Ce suivi consiste en :

- un examen clinique ;
- des examens d'imagerie médicale (échographie du cou, parfois scintigraphie) ;
- des prises de sang pour mesurer les concentrations sanguines d'hormones thyroïdiennes, de TSH ou de thyroglobuline et de ses anticorps (voir ci-dessous).

Les consultations de suivi ont lieu à trois, six et douze mois après la fin du traitement. Puis, si tout va bien, elles sont programmées tous les ans pendant au moins dix ans (voire toute la vie, pour les cancers médullaires liés à une prédisposition génétique).

Chez les personnes qui reçoivent des hormones thyroïdiennes à haute dose, des examens réguliers sont pratiqués pour dépister une éventuelle ostéoporose (chez les femmes ménopausées), ou des troubles du rythme cardiaque (chez les personnes âgées).

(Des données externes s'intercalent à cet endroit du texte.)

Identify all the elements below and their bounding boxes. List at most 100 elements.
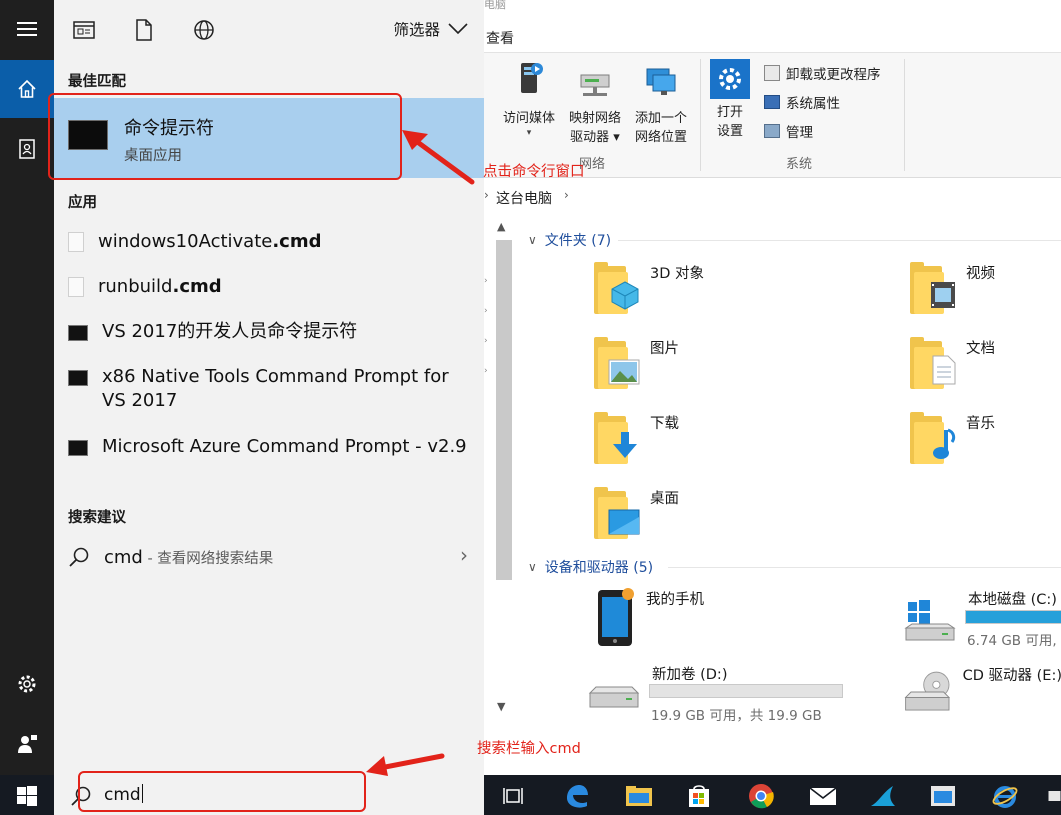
task-view-button[interactable]	[498, 781, 528, 811]
folder-icon	[626, 786, 652, 806]
menu-button[interactable]	[0, 0, 54, 58]
devices-section-header[interactable]: ∨ 设备和驱动器 (5)	[528, 557, 653, 577]
system-properties-button[interactable]: 系统属性	[764, 92, 840, 112]
system-properties-label: 系统属性	[786, 96, 840, 112]
music-icon	[910, 412, 956, 464]
folder-3d-objects[interactable]: 3D 对象	[594, 262, 704, 314]
window-icon	[931, 786, 955, 806]
manage-button[interactable]: 管理	[764, 121, 813, 141]
drive-c-free-space: 6.74 GB 可用,	[967, 633, 1057, 649]
nav-scroll-up-icon[interactable]: ▲	[497, 220, 505, 233]
pictures-icon	[594, 337, 640, 389]
window-title: 电脑	[484, 0, 506, 11]
start-button[interactable]	[12, 781, 42, 811]
ie-taskbar-button[interactable]	[990, 781, 1020, 811]
device-my-phone[interactable]: 我的手机	[596, 588, 704, 648]
app-label: Microsoft Azure Command Prompt - v2.9	[102, 436, 467, 457]
drive-label: 新加卷 (D:)	[652, 667, 728, 683]
chrome-taskbar-button[interactable]	[746, 781, 776, 811]
overflow-taskbar-button[interactable]	[1048, 781, 1061, 811]
hard-drive-icon	[588, 686, 640, 708]
uninstall-programs-button[interactable]: 卸载或更改程序	[764, 63, 881, 83]
3d-objects-icon	[594, 262, 640, 314]
mail-taskbar-button[interactable]	[808, 781, 838, 811]
folder-label: 文档	[966, 341, 995, 357]
folder-videos[interactable]: 视频	[910, 262, 995, 314]
console-icon	[68, 370, 88, 386]
app-label: runbuild.cmd	[98, 276, 222, 297]
globe-icon	[194, 20, 214, 40]
window-taskbar-button[interactable]	[928, 781, 958, 811]
desktop-icon	[594, 487, 640, 539]
person-feedback-icon	[18, 735, 37, 753]
open-settings-button[interactable]: 打开 设置	[706, 59, 754, 141]
map-network-drive-button[interactable]: 映射网络 驱动器 ▾	[562, 59, 628, 147]
file-explorer-taskbar-button[interactable]	[624, 781, 654, 811]
settings-button[interactable]	[0, 655, 54, 713]
folder-desktop[interactable]: 桌面	[594, 487, 679, 539]
collapse-chevron-icon: ∨	[528, 233, 537, 247]
list-item[interactable]: windows10Activate.cmd	[68, 230, 468, 254]
media-server-icon	[521, 63, 543, 93]
folder-documents[interactable]: 文档	[910, 337, 995, 389]
home-button[interactable]	[0, 60, 54, 118]
drive-e[interactable]: CD 驱动器 (E:)	[902, 664, 1061, 720]
nav-scroll-down-icon[interactable]: ▼	[497, 700, 505, 713]
filter-dropdown[interactable]: 筛选器	[393, 18, 468, 40]
list-item[interactable]: VS 2017的开发人员命令提示符	[68, 320, 468, 344]
drive-c-usage-fill	[966, 611, 1061, 623]
web-search-suggestion[interactable]: cmd - 查看网络搜索结果 ›	[68, 543, 468, 571]
chrome-icon	[749, 784, 774, 809]
folder-music[interactable]: 音乐	[910, 412, 995, 464]
drive-d-usage-bar	[649, 684, 843, 698]
map-drive-label-1: 映射网络	[568, 111, 621, 126]
feedback-button[interactable]	[0, 715, 54, 773]
address-chevron-icon: ›	[484, 188, 489, 202]
type-cmd-annotation: 搜索栏输入cmd	[477, 741, 581, 757]
documents-icon	[910, 337, 956, 389]
suggestion-text: cmd - 查看网络搜索结果	[104, 546, 274, 568]
script-file-icon	[68, 277, 84, 297]
tab-view[interactable]: 查看	[486, 28, 514, 48]
folder-label: 桌面	[650, 491, 679, 507]
list-item[interactable]: runbuild.cmd	[68, 275, 468, 299]
store-taskbar-button[interactable]	[684, 781, 714, 811]
search-filter-bar: 筛选器	[54, 0, 484, 60]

La thyroglobuline est une protéine fabriquée par les cellules folliculaires de la thyroïde. Elle sert de précurseur aux hormones thyroïdiennes. Lors d’un cancer folliculaire, les cellules cancéreuses produisent de grandes quantités de thyroglobuline, qui se retrouvent dans le sang.

Le suivi de la concentration sanguine de thyroglobuline permet de dépister la présence de cellules folliculaires qui seraient restées dans le corps malgré le traitement. Normalement, cette concentration diminue progressivement, jusqu'à devenir indétectable.

Pour être encore plus certain de la disparition des cellules folliculaires, le médecin fait aussi mesurer les anticorps de la thyroglobuline. Ceux-ci sont produits par le système immunitaire en présence de thyroglobuline, même lorsque celle-ci est en quantité infinitésimale. Si le traitement a été efficace, la concentration sanguine de ces anticorps va diminuer tout au long de la première année de suivi, puis ils disparaissent complètement au bout de deux à trois ans.